00:05 - Bon, dis-moi... - Qu'est-ce que c'est que ce jingle ?
00:07 - Il est un peu pouet-pouet, hein ? - Oui, c'est un peu...
00:09 - J'ai fait la remarque. - Oui, oui, au pays de... Enfin bref.
00:11 - J'imagine que vous avez vu passer l'info concernant les 10 millions d'euros donnés par Bernard Arnault au Resto du Cœur.
00:18 - Quel désastre ! Je crois que Bernard a perdu la baraka dans les affaires.
00:21 - Qu'est-ce qui vous fait dire ça ?
00:22 - Non mais quand t'as la réputation transformée en or, tout ce que tu touches,
00:25 et que tu commences à investir dans la restauration qui facture pas ses repas aux clients...
00:29 Pardon, mais c'est quoi son business model ? Je veux dire, à quel moment ça devient rentable ce truc ?
00:34 Il pense qu'en l'enfraud des boîtes de cassoulet et des paquets de pépito,
00:37 il va tirer une nouvelle clientèle pour ses sacs à main, et la dilution du bénéfice par action.
00:41 Il y pense un peu, Bernard ?
00:42 - Non mais les Restos du Cœur traversent de graves difficultés.
00:45 - Ah bah oui, tu m'étonnes. Quand tu distribues des repas gratuits, c'est normal d'avoir des problèmes de trésorerie.
00:49 Moi je veux bien que ce soit pas un 3 étoiles, quand même.
00:51 Quand tu vas acheter un panini ou une crêpe, t'es obligé de lâcher quelques euros.
00:54 - Bon, en tout cas, c'est peut-être pas pour les mêmes raisons,
00:56 que d'être aussi peu ravi du geste de Bernard Arnault qu'un certain nombre de gens à gauche.
01:00 - Ça c'est l'ironie de la convergence des luttes.
01:02 Je peux vous dire que si demain Assa Traoré commence à faire des manifs contre les radars fixes,
01:06 on va vite tenir la même banderole.
01:08 D'ailleurs, pour une fois qu'on se retrouve sur un sujet avec l'invité,
01:11 du coup moi ce matin je vais pas être taquin avec lui.
01:13 Je vais même aller plus loin, je vais essayer de me mettre à sa place.
01:16 - Vous allez essayer de vous mettre à la place de Manuel Bompard.

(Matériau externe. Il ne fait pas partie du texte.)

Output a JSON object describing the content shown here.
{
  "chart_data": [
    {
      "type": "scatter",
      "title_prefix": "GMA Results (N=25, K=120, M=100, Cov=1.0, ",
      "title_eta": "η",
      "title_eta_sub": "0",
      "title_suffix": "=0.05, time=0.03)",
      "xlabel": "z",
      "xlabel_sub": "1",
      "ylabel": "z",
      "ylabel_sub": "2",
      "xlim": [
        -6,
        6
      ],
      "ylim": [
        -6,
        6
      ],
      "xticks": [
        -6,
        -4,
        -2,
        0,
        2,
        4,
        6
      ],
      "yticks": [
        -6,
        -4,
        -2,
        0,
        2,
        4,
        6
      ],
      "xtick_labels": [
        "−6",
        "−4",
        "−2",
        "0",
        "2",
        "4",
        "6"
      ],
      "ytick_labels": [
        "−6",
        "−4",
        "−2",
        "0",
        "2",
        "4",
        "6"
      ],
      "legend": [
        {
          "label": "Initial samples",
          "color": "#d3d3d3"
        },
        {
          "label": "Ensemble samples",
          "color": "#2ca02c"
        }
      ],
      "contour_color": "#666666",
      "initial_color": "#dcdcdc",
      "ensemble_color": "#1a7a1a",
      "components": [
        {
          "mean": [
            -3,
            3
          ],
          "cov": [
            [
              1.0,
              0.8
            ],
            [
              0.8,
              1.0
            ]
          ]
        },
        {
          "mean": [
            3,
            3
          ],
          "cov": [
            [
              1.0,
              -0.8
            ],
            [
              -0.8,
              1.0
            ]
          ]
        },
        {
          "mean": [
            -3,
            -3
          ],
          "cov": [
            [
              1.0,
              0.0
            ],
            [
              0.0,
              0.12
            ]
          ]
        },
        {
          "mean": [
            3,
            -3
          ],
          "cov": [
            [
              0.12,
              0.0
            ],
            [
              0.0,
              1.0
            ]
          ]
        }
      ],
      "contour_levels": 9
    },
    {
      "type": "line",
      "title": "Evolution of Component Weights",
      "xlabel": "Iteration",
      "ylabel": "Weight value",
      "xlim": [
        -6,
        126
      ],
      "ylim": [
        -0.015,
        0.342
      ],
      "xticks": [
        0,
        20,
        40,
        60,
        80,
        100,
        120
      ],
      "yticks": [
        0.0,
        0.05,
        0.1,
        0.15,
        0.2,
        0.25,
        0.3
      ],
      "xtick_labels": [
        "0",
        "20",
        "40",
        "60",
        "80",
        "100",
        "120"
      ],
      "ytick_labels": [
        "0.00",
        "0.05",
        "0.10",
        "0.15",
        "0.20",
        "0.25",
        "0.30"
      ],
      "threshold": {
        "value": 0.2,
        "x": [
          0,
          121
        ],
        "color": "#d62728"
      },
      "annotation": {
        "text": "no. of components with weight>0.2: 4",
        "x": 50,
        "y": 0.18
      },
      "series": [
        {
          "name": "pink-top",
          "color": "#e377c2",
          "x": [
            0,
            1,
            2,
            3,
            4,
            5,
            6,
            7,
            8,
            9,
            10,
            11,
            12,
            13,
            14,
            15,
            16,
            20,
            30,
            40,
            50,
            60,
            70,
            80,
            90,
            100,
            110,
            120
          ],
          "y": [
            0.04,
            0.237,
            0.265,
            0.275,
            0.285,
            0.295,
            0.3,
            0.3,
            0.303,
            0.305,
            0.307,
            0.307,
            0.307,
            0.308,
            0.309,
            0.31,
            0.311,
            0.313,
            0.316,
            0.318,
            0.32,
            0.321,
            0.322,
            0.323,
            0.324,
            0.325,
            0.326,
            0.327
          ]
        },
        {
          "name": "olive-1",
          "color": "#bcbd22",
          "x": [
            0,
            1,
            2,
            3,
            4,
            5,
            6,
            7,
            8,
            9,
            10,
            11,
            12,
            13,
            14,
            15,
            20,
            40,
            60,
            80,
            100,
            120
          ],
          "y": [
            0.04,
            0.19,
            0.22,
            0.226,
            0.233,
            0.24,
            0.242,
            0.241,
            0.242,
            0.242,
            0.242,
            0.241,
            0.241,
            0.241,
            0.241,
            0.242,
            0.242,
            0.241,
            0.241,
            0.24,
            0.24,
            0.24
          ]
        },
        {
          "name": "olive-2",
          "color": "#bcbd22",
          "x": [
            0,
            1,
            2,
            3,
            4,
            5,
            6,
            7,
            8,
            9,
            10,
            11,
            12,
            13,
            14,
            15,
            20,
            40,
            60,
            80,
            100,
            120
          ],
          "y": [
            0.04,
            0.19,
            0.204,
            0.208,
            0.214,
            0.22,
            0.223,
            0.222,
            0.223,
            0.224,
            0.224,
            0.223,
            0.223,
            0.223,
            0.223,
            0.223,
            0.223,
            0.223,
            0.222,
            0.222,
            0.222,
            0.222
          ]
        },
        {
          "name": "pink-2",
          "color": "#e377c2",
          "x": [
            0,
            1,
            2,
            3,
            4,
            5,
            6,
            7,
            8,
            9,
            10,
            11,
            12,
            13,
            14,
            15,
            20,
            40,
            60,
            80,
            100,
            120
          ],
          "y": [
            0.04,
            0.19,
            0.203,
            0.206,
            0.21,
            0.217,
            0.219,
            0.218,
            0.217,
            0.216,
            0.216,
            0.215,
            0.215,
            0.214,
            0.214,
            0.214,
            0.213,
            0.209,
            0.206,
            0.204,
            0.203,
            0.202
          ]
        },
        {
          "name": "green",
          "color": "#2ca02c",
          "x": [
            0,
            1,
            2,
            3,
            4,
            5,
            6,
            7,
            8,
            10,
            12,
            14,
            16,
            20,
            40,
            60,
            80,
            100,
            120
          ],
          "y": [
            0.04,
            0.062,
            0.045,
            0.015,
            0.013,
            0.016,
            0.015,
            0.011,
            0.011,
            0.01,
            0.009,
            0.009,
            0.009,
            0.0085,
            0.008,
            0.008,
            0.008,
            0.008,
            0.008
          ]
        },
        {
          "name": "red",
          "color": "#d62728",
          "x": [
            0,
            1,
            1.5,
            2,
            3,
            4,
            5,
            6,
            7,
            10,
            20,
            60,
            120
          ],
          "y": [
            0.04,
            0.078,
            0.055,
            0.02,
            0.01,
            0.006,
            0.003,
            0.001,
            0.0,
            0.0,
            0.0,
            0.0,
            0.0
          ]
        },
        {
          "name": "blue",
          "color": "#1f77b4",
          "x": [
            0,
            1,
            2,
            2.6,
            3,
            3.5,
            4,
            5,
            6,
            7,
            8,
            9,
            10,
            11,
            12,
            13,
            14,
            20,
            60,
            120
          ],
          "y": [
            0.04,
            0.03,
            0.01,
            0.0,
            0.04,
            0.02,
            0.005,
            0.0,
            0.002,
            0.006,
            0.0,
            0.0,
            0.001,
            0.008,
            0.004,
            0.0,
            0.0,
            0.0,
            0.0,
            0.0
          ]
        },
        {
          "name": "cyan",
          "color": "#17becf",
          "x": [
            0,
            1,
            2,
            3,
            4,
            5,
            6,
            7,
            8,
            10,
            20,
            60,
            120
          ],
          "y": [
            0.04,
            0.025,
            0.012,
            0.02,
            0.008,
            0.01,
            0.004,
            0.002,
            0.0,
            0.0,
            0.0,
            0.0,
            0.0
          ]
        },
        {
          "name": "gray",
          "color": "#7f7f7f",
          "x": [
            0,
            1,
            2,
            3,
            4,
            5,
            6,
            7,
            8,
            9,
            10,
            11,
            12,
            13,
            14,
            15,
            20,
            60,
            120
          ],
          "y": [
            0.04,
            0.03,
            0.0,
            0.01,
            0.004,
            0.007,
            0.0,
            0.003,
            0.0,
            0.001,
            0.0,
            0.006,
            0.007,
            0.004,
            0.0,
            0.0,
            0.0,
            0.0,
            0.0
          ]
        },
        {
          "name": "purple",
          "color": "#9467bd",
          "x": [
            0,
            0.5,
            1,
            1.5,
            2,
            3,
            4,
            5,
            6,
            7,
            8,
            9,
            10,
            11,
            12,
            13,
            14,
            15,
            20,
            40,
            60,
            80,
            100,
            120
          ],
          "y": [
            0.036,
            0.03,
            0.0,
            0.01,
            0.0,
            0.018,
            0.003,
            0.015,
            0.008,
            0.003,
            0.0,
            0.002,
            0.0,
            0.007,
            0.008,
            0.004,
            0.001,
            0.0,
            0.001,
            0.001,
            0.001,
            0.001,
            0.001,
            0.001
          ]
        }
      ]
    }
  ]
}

01:18 - Un moment, Dimitri, il faut passer par là, parce que si vous voulez faire avancer le vivre ensemble,
01:22 il faut essayer de comprendre les gens, plutôt que de les juger.
01:25 - Je crois que ça me fait pas du bien la canicule.
01:27 Mais bon, pour répondre à votre question, oui ce matin j'ai essayé de m'imaginer l'état d'esprit de notre invité quand il vient ici.
01:32 - Bon alors, racontez-nous.
01:33 - Alors, il faut l'imaginer quand il est en approche de notre immeuble.
01:36 - C'est-à-dire ?
01:37 - Il est là, il marche sur les quais de Seine avec son attaché de presse,
01:39 à un moment il s'arrête, il lève la tête, il voit notre immeuble, il se dit "Ah, là-dedans il y a Europe 1,
01:43 le JDD, CNews, c'est la tour du Mordor !
01:46 [musique]
01:49 Là je l'observais, je voyais bien que plus il approchait, plus le fardeau était lourd, il souffrait.
01:54 Frodo ! Frodo !
01:56 - Et comment ça vous le voyiez bien ?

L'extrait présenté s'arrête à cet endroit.